Hi there!
My idea is to see which words my network pay attention the most. The problem is the following (check the code below):
# Get the preprocessor from TF Hub
tfhub_handle_preprocess = "https://tfhub.dev/tensorflow/bert_en_uncased_preprocess/3"
bert_preprocess_model = hub.KerasLayer(tfhub_handle_preprocess)
# Tokenize the text
text_test = ['Where are you going?']
text_preprocessed = bert_preprocess_model(text_test)
The text_processed
variable has three keys: input_word_ids
, input_mask
and input_type_ids
. When you see the output generated by input_word_ids
, those are integers (which is fine), but, in the documentation available for this preprocessor, there is no way to get back those integer to the “token representation”.

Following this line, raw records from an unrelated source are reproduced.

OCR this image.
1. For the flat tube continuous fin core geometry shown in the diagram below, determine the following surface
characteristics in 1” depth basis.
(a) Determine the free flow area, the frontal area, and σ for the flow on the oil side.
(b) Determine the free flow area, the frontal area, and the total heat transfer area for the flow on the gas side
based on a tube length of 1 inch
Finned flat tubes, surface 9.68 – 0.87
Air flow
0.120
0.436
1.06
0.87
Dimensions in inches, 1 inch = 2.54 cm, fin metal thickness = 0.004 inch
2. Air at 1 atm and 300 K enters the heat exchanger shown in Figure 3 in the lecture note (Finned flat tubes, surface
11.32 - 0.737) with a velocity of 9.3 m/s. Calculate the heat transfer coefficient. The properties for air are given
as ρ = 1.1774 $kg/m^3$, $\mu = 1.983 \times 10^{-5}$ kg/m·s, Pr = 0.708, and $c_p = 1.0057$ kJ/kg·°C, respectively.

Just for clarity: if the code outputs something like this
print(text_preprocessed["input_word_ids"][0, :12])
>> [ 101 2073 2024 2017 2183 1029 102 0 0 0 0 0]
Then, I should get something like this:
['w', '##hee', '##re', 'are', 'you', 'going', '?']
The unique thing that I’ve got are the special tokens using this code:
preprocessor = hub.load(tfhub_handle_preprocess)
preprocessor.tokenize.get_special_tokens_dict()
>> {'start_of_sequence_id': <tf.Tensor: shape=(), dtype=int32, numpy=101>,
'mask_id': <tf.Tensor: shape=(), dtype=int32, numpy=103>,
'end_of_segment_id': <tf.Tensor: shape=(), dtype=int32, numpy=102>,
'padding_id': <tf.Tensor: shape=(), dtype=int32, numpy=0>,
'vocab_size': <tf.Tensor: shape=(), dtype=int32, numpy=30522>}
Thank you, people.